February 3, 2018


A Deep Dive into Jordan Peterson's Channel 4 Interview (Uri Harris, 2/02/18, Quillete)

So what are Peterson's views, and why did Newman consider them so controversial? He laid them out in part towards the end of the interview, when they were discussing lobsters:

Peterson: "[T]he reason that I write about lobsters is because there's this idea that hierarchical structures are a sociological construct of the Western patriarchy. And that is so untrue that it's almost unbelievable. And I use the lobster as an example, because we diverged from lobsters in evolutionary history about 350 million years ago, common ancestor. And lobsters exist in hierarchies, and they have a nervous system attuned to the hierarchy, and that nervous system runs on serotonin, just like our nervous systems do. And the nervous system of the lobster and the human being is so similar that anti-depressants work on lobsters. And it's part of my attempt to demonstrate that the idea of hierarchy has absolutely nothing to do with sociocultural construction, which it doesn't."

Newman: "Let me just get this straight. You're saying we should organise our societies along the lines of the lobsters?"

Peterson: "I'm saying that it's inevitable that there will be continuity in the way that animals and human beings organise their structures. It's absolutely inevitable, and there's one third of a billion years of evolutionary history behind that. That's so long, that a third of a billion years ago, there weren't even trees. It's a long time. You have a mechanism in your brain that runs on serotonin that's similar to the lobster mechanism that tracks your status, and the higher your status the better your emotions are regulated. So as your serotonin levels increase, you feel more positive emotion and less negative emotion."

Newman: "So you're saying like the lobsters, we're hardwired as men and women to do certain things, to sort of run along tramlines and there's nothing we can do about it?"

Peterson: "No, I'm not saying there's nothing we can do about it, because it's like in a chess game, right, there's lots of things you can do, although you can't break the rules of the chess game and continue to play chess. Your biological nature is somewhat like that, it sets the rules of the game, but within those rules you have a lot of leeway. But one thing we can't do is say that hierarchical organisation is a consequence of the capitalist patriarchy, it's like that's patently absurd. It's wrong. It's not a matter of opinion, it's seriously wrong."

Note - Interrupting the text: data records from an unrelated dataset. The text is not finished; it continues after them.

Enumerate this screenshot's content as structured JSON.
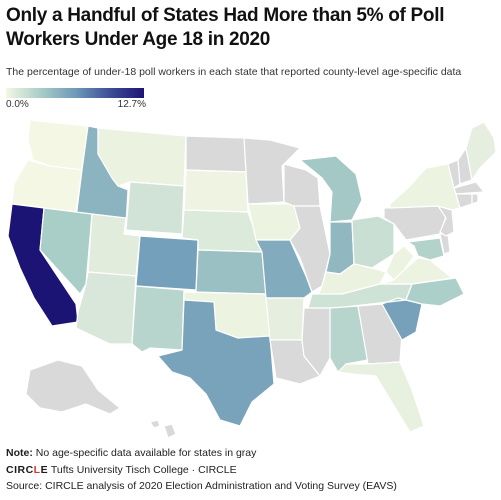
{
  "title": "Only a Handful of States Had More than 5% of Poll Workers Under Age 18 in 2020",
  "subtitle": "The percentage of under-18 poll workers in each state that reported county-level age-specific data",
  "legend": {
    "min_label": "0.0%",
    "max_label": "12.7%",
    "min_value": 0.0,
    "max_value": 12.7
  },
  "colors": {
    "no_data": "#d9d9d9",
    "scale_low": "#f4f7e4",
    "scale_high": "#1c1475"
  },
  "note": {
    "label": "Note:",
    "text": " No age-specific data available for states in gray"
  },
  "credit": {
    "logo_prefix": "CIRC",
    "logo_highlight": "L",
    "logo_suffix": "E",
    "text": " Tufts University Tisch College · CIRCLE"
  },
  "source": "Source: CIRCLE analysis of 2020 Election Administration and Voting Survey (EAVS)",
  "chart_data": {
    "type": "choropleth",
    "color_scale": {
      "min": 0.0,
      "max": 12.7
    },
    "states": [
      {
        "id": "CA",
        "value": 12.7
      },
      {
        "id": "CO",
        "value": 6.0
      },
      {
        "id": "TX",
        "value": 5.8
      },
      {
        "id": "SC",
        "value": 5.9
      },
      {
        "id": "MO",
        "value": 5.3
      },
      {
        "id": "ID",
        "value": 4.8
      },
      {
        "id": "IN",
        "value": 4.5
      },
      {
        "id": "KS",
        "value": 4.0
      },
      {
        "id": "MI",
        "value": 3.5
      },
      {
        "id": "NV",
        "value": 3.2
      },
      {
        "id": "NC",
        "value": 3.0
      },
      {
        "id": "NM",
        "value": 2.6
      },
      {
        "id": "AL",
        "value": 2.6
      },
      {
        "id": "MD",
        "value": 2.8
      },
      {
        "id": "OH",
        "value": 1.8
      },
      {
        "id": "TN",
        "value": 1.6
      },
      {
        "id": "WY",
        "value": 1.5
      },
      {
        "id": "AZ",
        "value": 1.2
      },
      {
        "id": "NE",
        "value": 1.0
      },
      {
        "id": "UT",
        "value": 0.8
      },
      {
        "id": "WA",
        "value": 0.0
      },
      {
        "id": "OR",
        "value": 0.0
      },
      {
        "id": "MT",
        "value": 0.4
      },
      {
        "id": "SD",
        "value": 0.2
      },
      {
        "id": "IA",
        "value": 0.3
      },
      {
        "id": "OK",
        "value": 0.3
      },
      {
        "id": "AR",
        "value": 0.6
      },
      {
        "id": "KY",
        "value": 0.4
      },
      {
        "id": "WV",
        "value": 0.3
      },
      {
        "id": "NY",
        "value": 0.3
      },
      {
        "id": "FL",
        "value": 0.5
      },
      {
        "id": "ME",
        "value": 0.6
      },
      {
        "id": "VA",
        "value": 0.3
      },
      {
        "id": "ND",
        "value": null
      },
      {
        "id": "MN",
        "value": null
      },
      {
        "id": "WI",
        "value": null
      },
      {
        "id": "IL",
        "value": null
      },
      {
        "id": "PA",
        "value": null
      },
      {
        "id": "GA",
        "value": null
      },
      {
        "id": "MS",
        "value": null
      },
      {
        "id": "LA",
        "value": null
      },
      {
        "id": "VT",
        "value": null
      },
      {
        "id": "NH",
        "value": null
      },
      {
        "id": "MA",
        "value": null
      },
      {
        "id": "CT",
        "value": null
      },
      {
        "id": "RI",
        "value": null
      },
      {
        "id": "NJ",
        "value": null
      },
      {
        "id": "DE",
        "value": null
      },
      {
        "id": "AK",
        "value": null
      },
      {
        "id": "HI",
        "value": null
      }
    ]
  }
}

Newman interprets Peterson as suggesting we should use lobsters as a model for human society, but that's not what he's doing. Rather, he's searching for the origins of our social hierarchies. Several thinkers--from Jean-Jacques Rousseau to Herbert Marcuse--have argued that modern human civilization, especially capitalism, has made humans competitive and status-seeking, causing them to form systems of domination against their true nature. These ideas are popular with parts of the political left, but Peterson argues they're false; human hierarchies rely on similar biological mechanisms to lobsters, which we diverged from hundreds of millions of years ago, so they can't possibly be the result of something that began a few hundred years ago. To truly understand our social hierarchies, we need to understand our biology, which forms the basis for our culture.

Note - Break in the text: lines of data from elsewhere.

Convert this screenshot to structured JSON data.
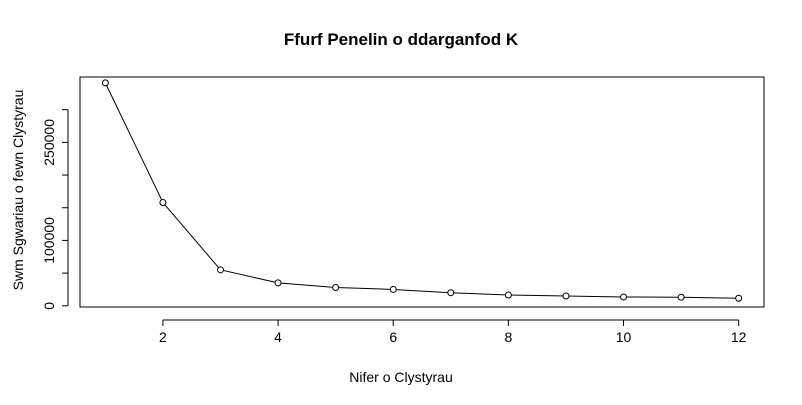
{
  "chart_data": {
    "type": "line",
    "title": "Ffurf Penelin o ddarganfod K",
    "xlabel": "Nifer o Clystyrau",
    "ylabel": "Swm Sgwariau o fewn Clystyrau",
    "x": [
      1,
      2,
      3,
      4,
      5,
      6,
      7,
      8,
      9,
      10,
      11,
      12
    ],
    "y": [
      341000,
      158000,
      55000,
      35000,
      28000,
      25000,
      20000,
      16500,
      15000,
      13500,
      13000,
      11500
    ],
    "x_ticks": [
      2,
      4,
      6,
      8,
      10,
      12
    ],
    "y_ticks": [
      0,
      50000,
      100000,
      150000,
      200000,
      250000,
      300000
    ],
    "y_tick_labels": [
      "0",
      "",
      "100000",
      "",
      "",
      "250000",
      ""
    ],
    "xlim": [
      0.56,
      12.44
    ],
    "ylim": [
      -1860,
      350000
    ],
    "grid": false,
    "markers": "open-circle"
  }
}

And it's not just hierarchies. Earlier in the interview, Peterson argues that men and women on average exhibit distinct personality differences, and that these become most clear in places like Scandinavia where people are most free to choose their occupation. Here also it's clear Peterson is referring to biology, although he doesn't say so directly. This brings us to the core of the disagreement between Peterson and Newman: the role biology plays in human society, and the constraints it sets on it. Peterson's views--as he lays out in the interview--are well-known: he believes that biology plays an important role in human behaviour, not just with respect to hierarchies, but also how men and women differ in their interests, and he believes that attempts to force equality of outcomes are harmful to men, women, and society. It's these views, quite clearly, that Newman finds problematic.

Newman's view--and the general attitude towards Peterson--demonstrates what psychologist Steven Pinker wrote about in The Blank Slate fifteen years ago, where he argued that any suggestion that biology plays a role in human social behaviour is often met with derision and hostility, despite the abundant evidence that biology and culture each play a role. As Pinker wrote in the introduction:

My goal in this book is not to argue that genes are everything and culture is nothing--no one believes that--but to explore why the extreme position (that culture is everything) is so often seen as moderate, and the moderate position is seen as extreme.

Peterson is considered 'controversial' because he suggests that human social behaviour, including career choices, are determined by a combination of biology and culture, and that the biological differences between men and women influence their choices. The view he's opposing, which Newman appeared to hold, is that human social behaviour is determined entirely by culture, and that any differences in outcomes between men and women are due to culturally-imposed barriers.

And that view is wrong to precisely the same degree as the biological (material) determinism ideology of the New Atheists he also jousts with.